The Slow-Cooked Sentence

Tomie dePaola’s story ideas,
like sourdough, must be fed

Rachael Conlin Levy

Illustration from “Tony’s Bread” by Tomie dePaola.

“I have a trick,” said the prolific, beloved children’s writer and illustrator Tomie dePaola. “I always try to come up with a new project before I finish the one I’m working on. Sort of like sourdough bread–you take a little dough to start your new batch.”

Just like old leaven inoculates new dough with wild yeast, dePaola safeguard’s himself against writer’s block with a germ of new project. The story seed is sown before the current one is finished.

Wordbaker.

Breadmaker.

dePaola combined the two in “Tony’s Bread,” the 1989 story inspired by the popular Italian Christmas bread, panettone. And he shares his affinity for bread with the poet Linda Pastan, who wrote that “bread is always rising/and falling, being broken/and eaten, in my poems.” And he recognizes that a dough’s proofing–like the adman James Webb Young’s mental digestion– is a critical step in both bread and idea formation.

 

Book critic Barbara Elleman’s 1999 retrospective on the artist-author’ will be republished in 2020.

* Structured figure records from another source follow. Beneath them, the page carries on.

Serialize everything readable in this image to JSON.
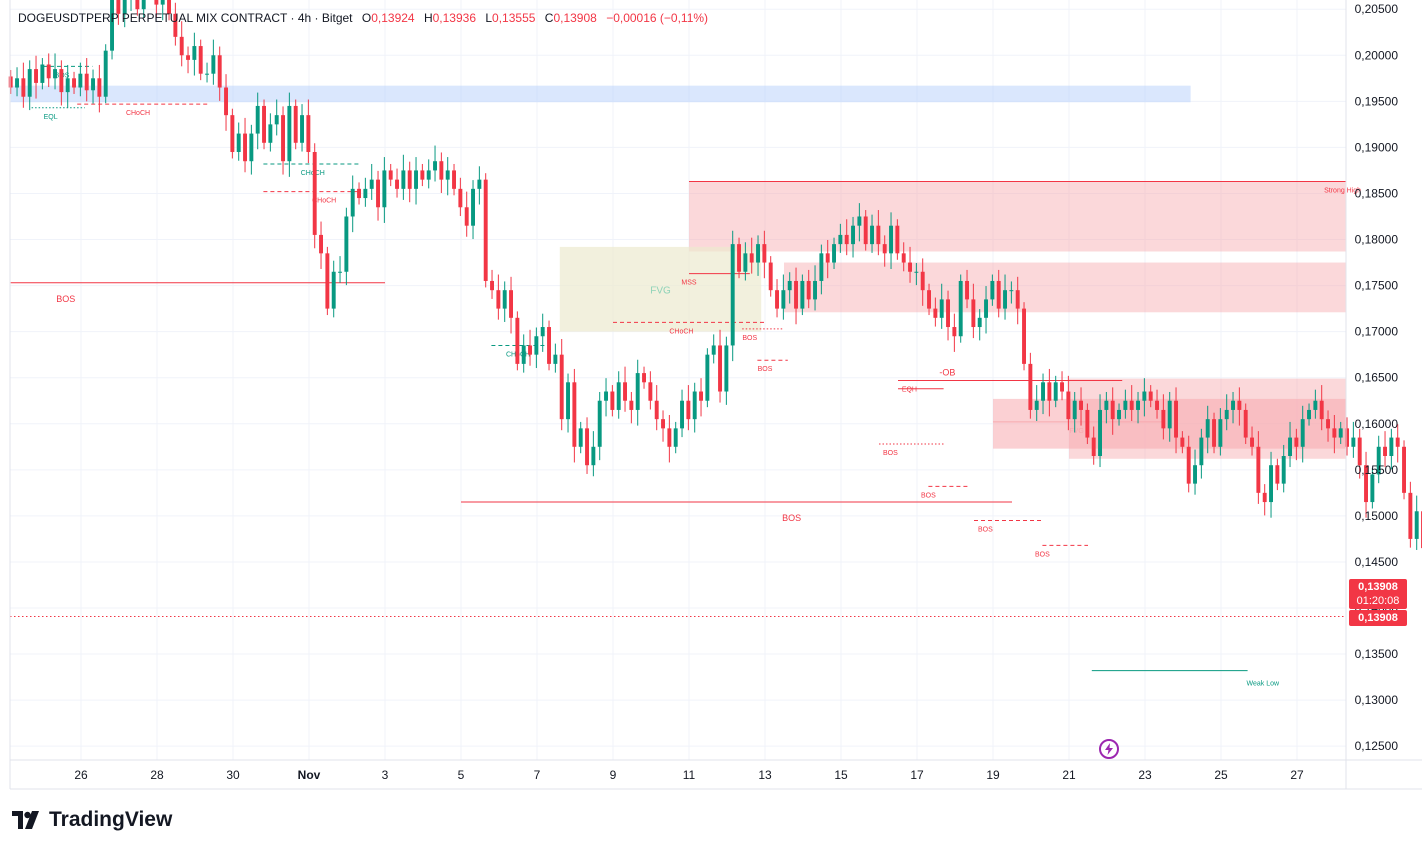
{
  "legend": {
    "symbol": "DOGEUSDTPERP PERPETUAL MIX CONTRACT · 4h · Bitget",
    "o_label": "O",
    "o": "0,13924",
    "h_label": "H",
    "h": "0,13936",
    "l_label": "L",
    "l": "0,13555",
    "c_label": "C",
    "c": "0,13908",
    "change": "−0,00016 (−0,11%)"
  },
  "price_tag": {
    "price": "0,13908",
    "countdown": "01:20:08",
    "price2": "0,13908"
  },
  "brand": {
    "name": "TradingView"
  },
  "colors": {
    "up": "#089981",
    "down": "#f23645",
    "grid": "#f0f3fa",
    "supply": "#f7a9ae",
    "fvg": "#ede9cf",
    "demand": "#bbd4fb"
  },
  "chart_data": {
    "type": "candlestick",
    "interval": "4h",
    "ylim": [
      0.1235,
      0.206
    ],
    "y_ticks": [
      "0,12500",
      "0,13000",
      "0,13500",
      "0,14000",
      "0,14500",
      "0,15000",
      "0,15500",
      "0,16000",
      "0,16500",
      "0,17000",
      "0,17500",
      "0,18000",
      "0,18500",
      "0,19000",
      "0,19500",
      "0,20000",
      "0,20500"
    ],
    "y_tick_values": [
      0.125,
      0.13,
      0.135,
      0.14,
      0.145,
      0.15,
      0.155,
      0.16,
      0.165,
      0.17,
      0.175,
      0.18,
      0.185,
      0.19,
      0.195,
      0.2,
      0.205
    ],
    "x_ticks": [
      {
        "label": "26",
        "day": 0
      },
      {
        "label": "28",
        "day": 2
      },
      {
        "label": "30",
        "day": 4
      },
      {
        "label": "Nov",
        "day": 6
      },
      {
        "label": "3",
        "day": 8
      },
      {
        "label": "5",
        "day": 10
      },
      {
        "label": "7",
        "day": 12
      },
      {
        "label": "9",
        "day": 14
      },
      {
        "label": "11",
        "day": 16
      },
      {
        "label": "13",
        "day": 18
      },
      {
        "label": "15",
        "day": 20
      },
      {
        "label": "17",
        "day": 22
      },
      {
        "label": "19",
        "day": 24
      },
      {
        "label": "21",
        "day": 26
      },
      {
        "label": "23",
        "day": 28
      },
      {
        "label": "25",
        "day": 30
      },
      {
        "label": "27",
        "day": 32
      }
    ],
    "start_day": -1.85,
    "candles_per_day": 6,
    "closes": [
      0.1965,
      0.1975,
      0.1955,
      0.1985,
      0.197,
      0.199,
      0.1975,
      0.1985,
      0.196,
      0.1975,
      0.1965,
      0.198,
      0.1962,
      0.1975,
      0.1955,
      0.2005,
      0.2065,
      0.2045,
      0.2065,
      0.2115,
      0.205,
      0.2095,
      0.2075,
      0.2055,
      0.2095,
      0.2045,
      0.202,
      0.2,
      0.1995,
      0.201,
      0.198,
      0.198,
      0.2,
      0.1965,
      0.1935,
      0.1895,
      0.1915,
      0.1885,
      0.1915,
      0.1945,
      0.1905,
      0.1925,
      0.1935,
      0.1885,
      0.1945,
      0.1905,
      0.1935,
      0.1895,
      0.1805,
      0.1785,
      0.1725,
      0.1765,
      0.1765,
      0.1825,
      0.1855,
      0.1845,
      0.1855,
      0.1865,
      0.1835,
      0.1875,
      0.1865,
      0.1855,
      0.1875,
      0.1855,
      0.1875,
      0.1865,
      0.1875,
      0.1885,
      0.1865,
      0.1875,
      0.1855,
      0.1835,
      0.1815,
      0.1855,
      0.1865,
      0.1755,
      0.1745,
      0.1725,
      0.1745,
      0.1715,
      0.1665,
      0.1685,
      0.1675,
      0.1695,
      0.1705,
      0.1665,
      0.1675,
      0.1605,
      0.1645,
      0.1575,
      0.1595,
      0.1555,
      0.1575,
      0.1625,
      0.1635,
      0.1615,
      0.1645,
      0.1625,
      0.1615,
      0.1655,
      0.1645,
      0.1625,
      0.1605,
      0.1595,
      0.1575,
      0.1595,
      0.1625,
      0.1605,
      0.1635,
      0.1625,
      0.1675,
      0.1685,
      0.1635,
      0.1685,
      0.1795,
      0.1765,
      0.1785,
      0.1775,
      0.1795,
      0.1775,
      0.1745,
      0.1725,
      0.1745,
      0.1755,
      0.1725,
      0.1755,
      0.1735,
      0.1755,
      0.1785,
      0.1775,
      0.1795,
      0.1805,
      0.1795,
      0.1815,
      0.1825,
      0.1795,
      0.1815,
      0.1795,
      0.1785,
      0.1815,
      0.1785,
      0.1775,
      0.1765,
      0.1765,
      0.1745,
      0.1725,
      0.1715,
      0.1735,
      0.1705,
      0.1695,
      0.1755,
      0.1735,
      0.1705,
      0.1715,
      0.1735,
      0.1755,
      0.1725,
      0.1745,
      0.1745,
      0.1725,
      0.1665,
      0.1615,
      0.1625,
      0.1645,
      0.1625,
      0.1645,
      0.1635,
      0.1605,
      0.1625,
      0.1615,
      0.1585,
      0.1565,
      0.1615,
      0.1625,
      0.1605,
      0.1615,
      0.1625,
      0.1615,
      0.1625,
      0.1635,
      0.1625,
      0.1615,
      0.1595,
      0.1625,
      0.1585,
      0.1575,
      0.1535,
      0.1555,
      0.1585,
      0.1605,
      0.1575,
      0.1605,
      0.1615,
      0.1625,
      0.1615,
      0.1585,
      0.1575,
      0.1525,
      0.1515,
      0.1555,
      0.1535,
      0.1565,
      0.1585,
      0.1575,
      0.1605,
      0.1615,
      0.1625,
      0.1605,
      0.1595,
      0.1585,
      0.1595,
      0.1575,
      0.1585,
      0.1555,
      0.1515,
      0.1545,
      0.1575,
      0.1565,
      0.1585,
      0.1575,
      0.1525,
      0.1475,
      0.1505,
      0.1465,
      0.1425,
      0.1395,
      0.1375,
      0.1405,
      0.1375,
      0.1415,
      0.1385,
      0.1405,
      0.1385,
      0.13908
    ],
    "zones": [
      {
        "label": "",
        "x0_day": -1.85,
        "x1_day": 29.2,
        "y0": 0.1949,
        "y1": 0.1967,
        "kind": "demand"
      },
      {
        "label": "",
        "x0_day": 16.0,
        "x1_day": 35.2,
        "y0": 0.1787,
        "y1": 0.1863,
        "kind": "supply"
      },
      {
        "label": "",
        "x0_day": 18.5,
        "x1_day": 35.2,
        "y0": 0.1721,
        "y1": 0.1775,
        "kind": "supply"
      },
      {
        "label": "FVG",
        "x0_day": 12.6,
        "x1_day": 17.9,
        "y0": 0.17,
        "y1": 0.1792,
        "kind": "fvg"
      },
      {
        "label": "",
        "x0_day": 26.0,
        "x1_day": 35.2,
        "y0": 0.1562,
        "y1": 0.1649,
        "kind": "supply"
      },
      {
        "label": "",
        "x0_day": 24.0,
        "x1_day": 35.2,
        "y0": 0.1573,
        "y1": 0.1627,
        "kind": "supply_dark"
      }
    ],
    "levels": [
      {
        "label": "Strong High",
        "x0_day": 16.0,
        "x1_day": 35.2,
        "y": 0.1863,
        "color": "#f23645",
        "style": "solid",
        "label_day": 33.2
      },
      {
        "label": "BOS",
        "x0_day": -1.85,
        "x1_day": 8.0,
        "y": 0.1753,
        "color": "#f23645",
        "style": "solid",
        "label_day": -0.4
      },
      {
        "label": "BOS",
        "x0_day": 10.0,
        "x1_day": 24.5,
        "y": 0.1515,
        "color": "#f23645",
        "style": "solid",
        "label_day": 18.7
      },
      {
        "label": "Weak Low",
        "x0_day": 26.6,
        "x1_day": 30.7,
        "y": 0.1332,
        "color": "#089981",
        "style": "solid",
        "label_day": 31.1
      },
      {
        "label": "CHoCH",
        "x0_day": -0.1,
        "x1_day": 3.4,
        "y": 0.1947,
        "color": "#f23645",
        "style": "dashed",
        "label_day": 1.5
      },
      {
        "label": "BOS",
        "x0_day": -1.0,
        "x1_day": 0.3,
        "y": 0.1988,
        "color": "#089981",
        "style": "dashed",
        "label_day": -0.5
      },
      {
        "label": "EQL",
        "x0_day": -1.3,
        "x1_day": 0.1,
        "y": 0.1943,
        "color": "#089981",
        "style": "dotted",
        "label_day": -0.8
      },
      {
        "label": "CHoCH",
        "x0_day": 4.8,
        "x1_day": 7.3,
        "y": 0.1882,
        "color": "#089981",
        "style": "dashed",
        "label_day": 6.1
      },
      {
        "label": "CHoCH",
        "x0_day": 4.8,
        "x1_day": 7.3,
        "y": 0.1852,
        "color": "#f23645",
        "style": "dashed",
        "label_day": 6.4
      },
      {
        "label": "CHoCH",
        "x0_day": 10.8,
        "x1_day": 12.3,
        "y": 0.1685,
        "color": "#089981",
        "style": "dashed",
        "label_day": 11.5
      },
      {
        "label": "CHoCH",
        "x0_day": 14.0,
        "x1_day": 18.0,
        "y": 0.171,
        "color": "#f23645",
        "style": "dashed",
        "label_day": 15.8
      },
      {
        "label": "MSS",
        "x0_day": 16.0,
        "x1_day": 17.6,
        "y": 0.1763,
        "color": "#f23645",
        "style": "solid",
        "label_day": 16.0
      },
      {
        "label": "BOS",
        "x0_day": 17.4,
        "x1_day": 18.5,
        "y": 0.1703,
        "color": "#f23645",
        "style": "dotted",
        "label_day": 17.6
      },
      {
        "label": "BOS",
        "x0_day": 17.8,
        "x1_day": 18.6,
        "y": 0.1669,
        "color": "#f23645",
        "style": "dashed",
        "label_day": 18.0
      },
      {
        "label": "EQH",
        "x0_day": 21.5,
        "x1_day": 23.5,
        "y": 0.1647,
        "color": "#f23645",
        "style": "dashed",
        "label_day": 21.8
      },
      {
        "label": "-OB",
        "x0_day": 21.5,
        "x1_day": 27.4,
        "y": 0.1647,
        "color": "#f23645",
        "style": "solid",
        "label_day": 22.8
      },
      {
        "label": "",
        "x0_day": 21.5,
        "x1_day": 22.7,
        "y": 0.1638,
        "color": "#f23645",
        "style": "solid",
        "label_day": 0
      },
      {
        "label": "FVG",
        "x0_day": 24.0,
        "x1_day": 28.5,
        "y": 0.1602,
        "color": "#f7a9ae",
        "style": "solid",
        "label_day": 26.2
      },
      {
        "label": "BOS",
        "x0_day": 21.0,
        "x1_day": 22.7,
        "y": 0.1578,
        "color": "#f23645",
        "style": "dotted",
        "label_day": 21.3
      },
      {
        "label": "BOS",
        "x0_day": 22.3,
        "x1_day": 23.4,
        "y": 0.1532,
        "color": "#f23645",
        "style": "dashed",
        "label_day": 22.3
      },
      {
        "label": "BOS",
        "x0_day": 23.5,
        "x1_day": 25.3,
        "y": 0.1495,
        "color": "#f23645",
        "style": "dashed",
        "label_day": 23.8
      },
      {
        "label": "BOS",
        "x0_day": 25.3,
        "x1_day": 26.5,
        "y": 0.1468,
        "color": "#f23645",
        "style": "dashed",
        "label_day": 25.3
      }
    ],
    "last_price": 0.13908
  }
}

“Whenever an idea or character is ready to jump out, I’d better be ready to grab it,” he said in “Tomie dePaola: His Art and His Stories” by children’s book criticBarbara Elleman. “Then it’s just good, old-fashioned hard work to take the idea and make it work. No magic involved, just hard work, some luck, a good editor, and a lot of love on my part.”